Assimilate:A Critical History of Industrial Music | |
Authors: | S. Alexander Reed |
Country: | United States |
Language: | English |
Subject: | Music, Industrial music |
Publisher: | Oxford University Press |
Pub Date: | 2013 |
Media Type: | Print (Paperback) |
Pages: | 376 |
Isbn: | 9780199832606 |
Assimilate: A Critical History of Industrial Music is a 2013 book by S. Alexander Reed, published by Oxford University Press,[1] and bills itself as "the first serious study published on industrial music."
The book is an attempt to chart the history of industrial music as a genre from its early influences (including art music, Italian Futurism, Situationism, and the works of Antonin Artaud and William S. Burroughs) to the present day (including its connections to political radicalism, the gothic subculture, and dance music).
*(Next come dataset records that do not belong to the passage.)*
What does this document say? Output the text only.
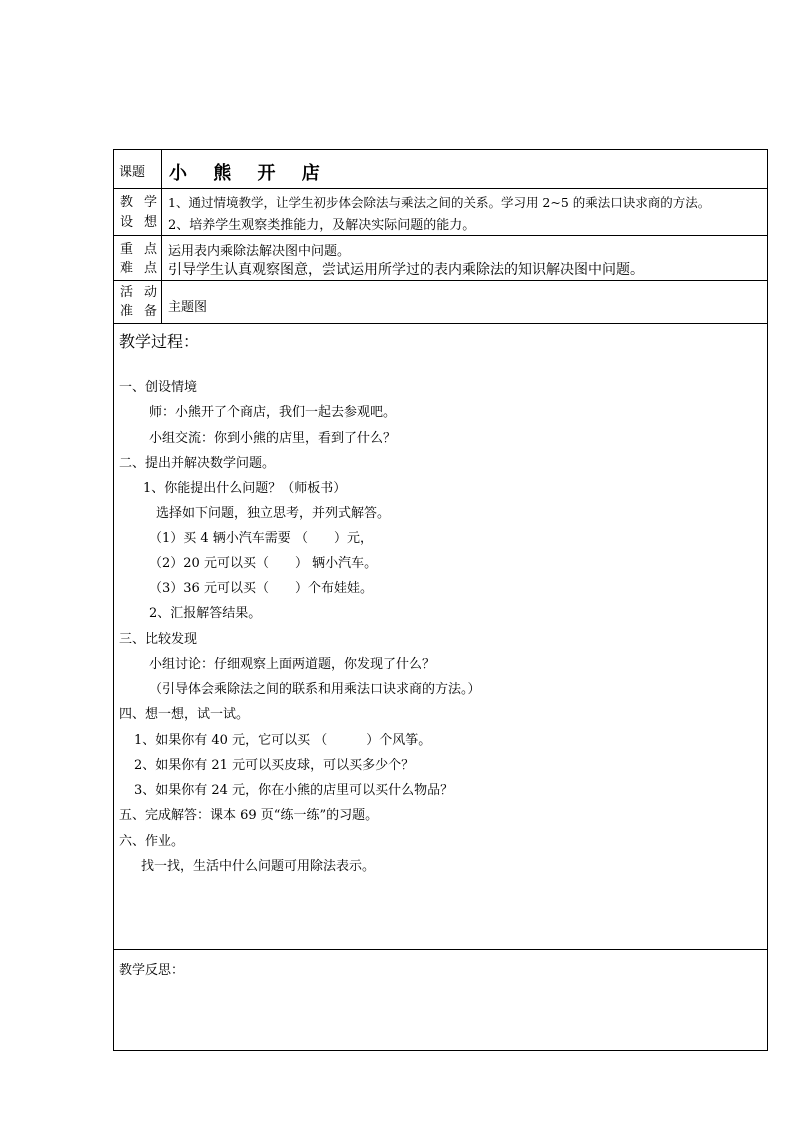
课题 小 熊 开 店
教 学
设想
1、通过情境教学，让学生初步体会除法与乘法之间的关系。学习用 2~5 的乘法口诀求商的方法。
2、培养学生观察类推能力，及解决实际问题的能力。
重 点
难点
运用表内乘除法解决图中问题。
引导学生认真观察图意，尝试运用所学过的表内乘除法的知识解决图中问题。
活 动
准备 主题图
教学过程：
一、创设情境
师：小熊开了个商店，我们一起去参观吧。
小组交流：你到小熊的店里，看到了什么？
二、提出并解决数学问题。
1、你能提出什么问题？（师板书）
选择如下问题，独立思考，并列式解答。
（1）买 4 辆小汽车需要 （　　）元，
（2）20 元可以买（　　） 辆小汽车。
（3）36 元可以买（　　）个布娃娃。
2、汇报解答结果。
三、比较发现
小组讨论：仔细观察上面两道题，你发现了什么？
（引导体会乘除法之间的联系和用乘法口诀求商的方法。）
四、想一想，试一试。
1、如果你有 40 元，它可以买 （　　　）个风筝。
2、如果你有 21 元可以买皮球，可以买多少个？
3、如果你有 24 元，你在小熊的店里可以买什么物品？
五、完成解答：课本 69 页“练一练”的习题。
六、作业。
找一找，生活中什么问题可用除法表示。
教学反思：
The book is divided into five parts:
The foreword is written by Stephen Mallinder of first-wave industrial act Cabaret Voltaire.
The book received a subvention by the American Musicological Society[2] and a certificate of merit for research in rock music by the Association for Recorded Sound Collections.[3] It attracted attention in the field of popular music studies, appearing on syllabi at Indiana University's Jacobs School of Music, New York University's Clive Davis Institute of Recorded Music, and at Ithaca College. It received favorable reviews in Popular Music,[4] Music & Letters,[5] Popular Music and Society,[6] Music Theory Online,[7] Rock Music Studies,[8] and Choice.[9]
In popular media, it was covered by Brainwashed, WNYC,[10] and Keith Moliné reviewed it in The Wire. In the lead up to release, the introduction was reproduced by PopMatters.[11]
Music site Heathen Harvest discussed the thesis at length, noting the "bulk of Reed’s book aims precisely at showing that, in fact, there are unifying elements that run through the main stages of industrial music."[12]
The book was translated into French and published in 2018 by Éditions du Camion Blanc.